The manifest directory records the data file changes submitted each time triggered by the checkpoint, including new and deleted data files

The snapshot file generated by each submission is recorded in the snapshot directory. The content includes the manifest generated for the last submission, plus the manifest generated for this submission as an increment

Figure 5 shows the LSM implementation process in each bucket in Figure 4. Take Flink flow job as an example. Each checkpoint, Flink Table Store will generate a commit, including the following information

Generate a snapshot of the current table. The system will track the earliest and current snapshot files through snapshot pointer files (similar to pointers)

The snapshot file contains which manifest files are added and deleted in this commit

Each manifest file records which sst files have been generated, which sst files have been deleted, the primary key range of records contained in each sst file, and the min/max/null count of each field

Each sst file contains records sorted by primary key and in column format. For Level 0 files, the Table Store will asynchronously trigger the compact merge thread to eliminate the read end merge cost caused by overlapping primary key ranges.

Fig. 5 LSM Implementation of Flink Table Store Table

When Flink Table Store 0.2.0 was released, we tested the real-time update scenario writing (including insertion and update) of 500 million pieces of data under 100 million primary keys and compared it with Apache Hudi MOR and COW. Apache Flink Table Store 0.2.0 was released [9]. The Table Store has good write performance in large-scale real-time update scenario.



🚀 Efficient Data Skipping supports filtering and provides high-performance point and range queries

Although there is no additional index, thanks to the meta management and column format, the manifest stores

The min/max of the file's primary key and the statistics of each field, which can perform some predicate filtering without accessing the file

In the orc/parquet format, sparse indexes are recorded at the end of the file. Statistics and offsets of each chunk can be filtered through the end of the file

When the data is read by a filter, the following filtering can be performed according to the above information



1. Read the manifest: according to the min/max and partition of the file, execute the prediction of partitions and fields, and eliminate redundant files

2. Read the file footer: filter the chunk that do not need to be read according to their min/max

3. Read the remaining files and chunks in them

Take the order table above as an example, when the user wants to query all orders under the partition dt=2022-01-01 When the ID is between 100 and 200

SELECT * FROM orders WHERE dt = '2022-01-01' AND order_ id >= 100 AND order_ id <= 200;

Flink Table Store will first read the latest submitted snapshot file (read committed) according to the LATEST-snapshot file, and then read the corresponding manifest meta file from the SNAPSHOT. According to the partition condition dt='2022-01-01 ', it will filter out the statistical information containing these partitions.

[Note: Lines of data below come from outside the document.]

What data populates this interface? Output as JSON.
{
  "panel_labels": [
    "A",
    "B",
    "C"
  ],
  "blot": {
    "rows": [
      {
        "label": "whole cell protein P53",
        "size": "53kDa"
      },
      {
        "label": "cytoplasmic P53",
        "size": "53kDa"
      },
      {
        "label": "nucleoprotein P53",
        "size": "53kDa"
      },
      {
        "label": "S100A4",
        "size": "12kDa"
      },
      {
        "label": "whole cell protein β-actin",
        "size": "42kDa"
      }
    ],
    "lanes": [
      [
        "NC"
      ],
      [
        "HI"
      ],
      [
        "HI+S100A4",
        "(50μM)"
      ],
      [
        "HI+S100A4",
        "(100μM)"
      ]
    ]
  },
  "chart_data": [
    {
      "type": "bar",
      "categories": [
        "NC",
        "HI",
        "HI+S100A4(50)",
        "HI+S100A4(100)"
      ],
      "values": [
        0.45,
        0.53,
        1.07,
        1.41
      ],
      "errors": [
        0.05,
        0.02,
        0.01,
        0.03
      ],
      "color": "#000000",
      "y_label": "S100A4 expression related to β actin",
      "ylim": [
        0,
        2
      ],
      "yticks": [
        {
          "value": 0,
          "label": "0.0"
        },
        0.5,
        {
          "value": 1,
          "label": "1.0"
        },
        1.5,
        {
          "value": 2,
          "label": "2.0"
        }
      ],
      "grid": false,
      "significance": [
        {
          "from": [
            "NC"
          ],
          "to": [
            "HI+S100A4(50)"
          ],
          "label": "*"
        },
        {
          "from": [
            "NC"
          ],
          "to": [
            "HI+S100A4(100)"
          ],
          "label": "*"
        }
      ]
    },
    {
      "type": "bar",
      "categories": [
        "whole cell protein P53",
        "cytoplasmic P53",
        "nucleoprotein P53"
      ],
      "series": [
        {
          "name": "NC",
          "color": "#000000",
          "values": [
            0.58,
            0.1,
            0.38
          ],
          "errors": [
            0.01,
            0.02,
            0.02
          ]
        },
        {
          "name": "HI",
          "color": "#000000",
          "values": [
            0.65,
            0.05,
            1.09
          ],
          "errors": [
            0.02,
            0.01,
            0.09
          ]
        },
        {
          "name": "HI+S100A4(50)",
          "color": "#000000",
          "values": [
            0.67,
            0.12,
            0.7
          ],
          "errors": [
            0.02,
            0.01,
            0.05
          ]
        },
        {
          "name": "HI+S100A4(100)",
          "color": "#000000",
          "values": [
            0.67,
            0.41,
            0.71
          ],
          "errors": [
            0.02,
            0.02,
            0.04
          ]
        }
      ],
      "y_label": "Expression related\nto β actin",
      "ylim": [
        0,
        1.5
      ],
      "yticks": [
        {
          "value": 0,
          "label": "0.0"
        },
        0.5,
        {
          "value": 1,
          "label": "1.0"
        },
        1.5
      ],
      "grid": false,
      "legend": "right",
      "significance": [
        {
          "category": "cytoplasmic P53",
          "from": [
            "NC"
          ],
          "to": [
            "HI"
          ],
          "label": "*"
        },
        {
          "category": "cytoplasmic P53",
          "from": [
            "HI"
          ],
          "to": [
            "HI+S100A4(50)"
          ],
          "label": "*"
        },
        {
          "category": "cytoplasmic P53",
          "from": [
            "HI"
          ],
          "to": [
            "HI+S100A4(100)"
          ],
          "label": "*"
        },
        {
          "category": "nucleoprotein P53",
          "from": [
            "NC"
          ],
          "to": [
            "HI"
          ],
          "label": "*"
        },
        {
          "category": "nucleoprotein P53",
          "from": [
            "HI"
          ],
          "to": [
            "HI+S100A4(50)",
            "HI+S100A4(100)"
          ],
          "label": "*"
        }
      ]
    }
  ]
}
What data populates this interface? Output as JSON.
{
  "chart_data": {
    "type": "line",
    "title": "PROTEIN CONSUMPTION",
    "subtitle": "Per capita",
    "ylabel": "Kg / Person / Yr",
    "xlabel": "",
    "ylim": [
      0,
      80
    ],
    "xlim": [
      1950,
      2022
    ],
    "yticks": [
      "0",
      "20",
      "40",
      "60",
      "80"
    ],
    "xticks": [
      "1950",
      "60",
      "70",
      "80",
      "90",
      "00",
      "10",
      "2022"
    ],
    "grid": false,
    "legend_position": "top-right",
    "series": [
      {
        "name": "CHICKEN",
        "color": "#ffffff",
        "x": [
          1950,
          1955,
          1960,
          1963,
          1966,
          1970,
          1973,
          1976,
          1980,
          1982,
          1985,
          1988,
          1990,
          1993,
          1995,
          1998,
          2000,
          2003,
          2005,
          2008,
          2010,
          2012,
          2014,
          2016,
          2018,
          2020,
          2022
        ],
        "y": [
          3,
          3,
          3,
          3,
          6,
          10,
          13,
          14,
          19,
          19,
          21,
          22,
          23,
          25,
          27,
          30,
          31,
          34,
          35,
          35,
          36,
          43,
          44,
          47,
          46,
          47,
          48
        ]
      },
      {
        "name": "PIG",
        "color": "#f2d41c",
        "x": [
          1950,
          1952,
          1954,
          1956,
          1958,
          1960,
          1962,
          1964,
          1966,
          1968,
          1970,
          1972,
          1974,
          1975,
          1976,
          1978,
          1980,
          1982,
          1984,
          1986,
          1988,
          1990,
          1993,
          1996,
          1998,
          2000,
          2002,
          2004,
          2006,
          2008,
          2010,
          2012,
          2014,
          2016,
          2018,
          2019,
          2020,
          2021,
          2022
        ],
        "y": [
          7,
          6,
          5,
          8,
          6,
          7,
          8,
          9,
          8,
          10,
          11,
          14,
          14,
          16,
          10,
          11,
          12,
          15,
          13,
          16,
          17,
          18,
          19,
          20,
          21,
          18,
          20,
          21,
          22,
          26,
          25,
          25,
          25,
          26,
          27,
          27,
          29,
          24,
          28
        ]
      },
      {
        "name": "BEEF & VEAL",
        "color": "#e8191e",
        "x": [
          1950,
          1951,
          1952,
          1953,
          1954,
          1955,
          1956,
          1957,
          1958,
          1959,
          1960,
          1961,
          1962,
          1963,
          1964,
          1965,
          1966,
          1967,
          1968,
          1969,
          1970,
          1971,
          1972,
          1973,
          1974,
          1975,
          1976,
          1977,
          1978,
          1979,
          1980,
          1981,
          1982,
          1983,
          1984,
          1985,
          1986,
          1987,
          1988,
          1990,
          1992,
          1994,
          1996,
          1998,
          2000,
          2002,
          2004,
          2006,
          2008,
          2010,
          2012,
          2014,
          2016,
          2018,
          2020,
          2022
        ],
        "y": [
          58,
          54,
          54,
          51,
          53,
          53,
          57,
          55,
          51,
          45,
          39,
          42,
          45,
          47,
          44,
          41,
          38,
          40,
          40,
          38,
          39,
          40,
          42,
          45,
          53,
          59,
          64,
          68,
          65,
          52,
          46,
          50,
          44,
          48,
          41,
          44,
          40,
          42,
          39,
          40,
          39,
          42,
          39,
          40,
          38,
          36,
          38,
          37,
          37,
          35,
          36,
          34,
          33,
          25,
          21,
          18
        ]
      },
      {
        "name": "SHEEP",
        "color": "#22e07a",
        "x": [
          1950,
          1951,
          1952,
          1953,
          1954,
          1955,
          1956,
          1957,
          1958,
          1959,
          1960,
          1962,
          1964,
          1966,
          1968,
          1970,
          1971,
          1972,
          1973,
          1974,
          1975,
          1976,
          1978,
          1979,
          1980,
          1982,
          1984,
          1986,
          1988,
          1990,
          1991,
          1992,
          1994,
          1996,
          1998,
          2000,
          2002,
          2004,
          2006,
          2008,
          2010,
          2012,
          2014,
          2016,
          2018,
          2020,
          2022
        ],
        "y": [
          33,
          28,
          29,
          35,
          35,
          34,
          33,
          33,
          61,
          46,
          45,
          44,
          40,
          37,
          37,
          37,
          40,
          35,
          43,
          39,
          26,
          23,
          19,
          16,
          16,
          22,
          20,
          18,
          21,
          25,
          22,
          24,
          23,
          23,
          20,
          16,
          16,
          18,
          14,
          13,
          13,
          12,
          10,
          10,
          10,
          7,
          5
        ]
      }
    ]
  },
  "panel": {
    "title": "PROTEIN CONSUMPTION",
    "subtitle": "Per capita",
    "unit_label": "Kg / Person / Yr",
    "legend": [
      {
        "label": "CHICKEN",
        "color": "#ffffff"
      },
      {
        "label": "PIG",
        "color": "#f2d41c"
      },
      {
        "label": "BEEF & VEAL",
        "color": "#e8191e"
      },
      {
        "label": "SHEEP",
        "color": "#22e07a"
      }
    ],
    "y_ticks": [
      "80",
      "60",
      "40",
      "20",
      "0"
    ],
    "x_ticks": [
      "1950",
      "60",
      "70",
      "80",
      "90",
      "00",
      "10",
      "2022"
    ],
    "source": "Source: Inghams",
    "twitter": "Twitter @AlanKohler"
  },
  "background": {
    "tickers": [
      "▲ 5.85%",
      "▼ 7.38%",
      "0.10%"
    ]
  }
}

Since the statistical information contains the range of each sst file key, continue to execute order If the ID is in the [100, 200] range, you can only read the corresponding sst file in the directory 2022-01-01.

We also tested the query performance of the Flink Table Store based on the above datasets. Apache Flink Table Store 0.2.0 was released [9]. In the scenario of spot check and range query, Flink Table Store performs well. From the implementation principle, it is inevitable that the query performance of MOR is lower than that of COW, and the write performance of COW is lower than that of MOR. On the practical level, the MOR table created in the large-scale write scenario is also difficult to be converted to COW for reading by one key. Therefore, the query performance of Flink Table Store is good under the premise of querying more tables (MOR tables) to be written.